After the experiment, participants returned to SoSci Survey to answer additional questions about:

  • Self-efficacy
  • Image evaluation
  • Honesty in their responses
  • Attention during image presentation
  • Their guesses about the study’s purpose

The final page of the survey provided contact information and a link to the sources of the images used in the experiment.

Sample Size and Data Analysis

The statistical analysis in the study followed the approach of previous studies conducted by the lab utilizing Bayesian inference techniques. Before conducting the study, it was decided to use Bayesian one-sided one-sample t-tests for data analysis.

For the Bayesian analysis, the effect size was defined a priori using a Cauchy distribution, with a scale parameter (r) of .1, based on previous research by the LMU Micro-Pk lab.
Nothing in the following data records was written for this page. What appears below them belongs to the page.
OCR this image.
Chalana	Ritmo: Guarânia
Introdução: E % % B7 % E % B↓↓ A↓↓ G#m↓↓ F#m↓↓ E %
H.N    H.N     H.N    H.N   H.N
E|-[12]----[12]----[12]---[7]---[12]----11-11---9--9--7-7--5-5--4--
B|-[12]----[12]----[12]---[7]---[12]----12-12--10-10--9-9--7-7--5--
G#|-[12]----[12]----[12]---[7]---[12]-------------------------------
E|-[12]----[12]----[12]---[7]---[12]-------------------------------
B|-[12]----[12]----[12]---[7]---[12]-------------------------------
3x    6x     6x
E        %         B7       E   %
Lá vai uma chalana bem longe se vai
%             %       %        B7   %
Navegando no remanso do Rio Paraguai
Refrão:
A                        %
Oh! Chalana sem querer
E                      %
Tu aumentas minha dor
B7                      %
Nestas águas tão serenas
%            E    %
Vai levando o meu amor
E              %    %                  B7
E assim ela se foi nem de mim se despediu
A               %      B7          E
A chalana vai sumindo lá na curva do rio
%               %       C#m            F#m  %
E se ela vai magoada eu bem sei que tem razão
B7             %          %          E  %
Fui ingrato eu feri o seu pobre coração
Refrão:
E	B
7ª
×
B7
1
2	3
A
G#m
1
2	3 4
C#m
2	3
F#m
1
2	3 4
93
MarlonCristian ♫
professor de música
This choice of a lower r value is typical in psi research, where effect sizes are generally small.

To determine if the effect followed a damped harmonic oscillation, a regression analysis was conducted using the Python module SciPy. Specifically, the scipy.optimize.curve_fit function was employed, which uses the Levenberg-Marquardt algorithm to estimate the parameters of the damped harmonic oscillation based on the principle of the sum of least squares. This method allowed the researchers to assess whether the data exhibited the predicted oscillatory pattern.

The sample size was determined by practical restrictions, since this study was conducted as a student project with limited resources.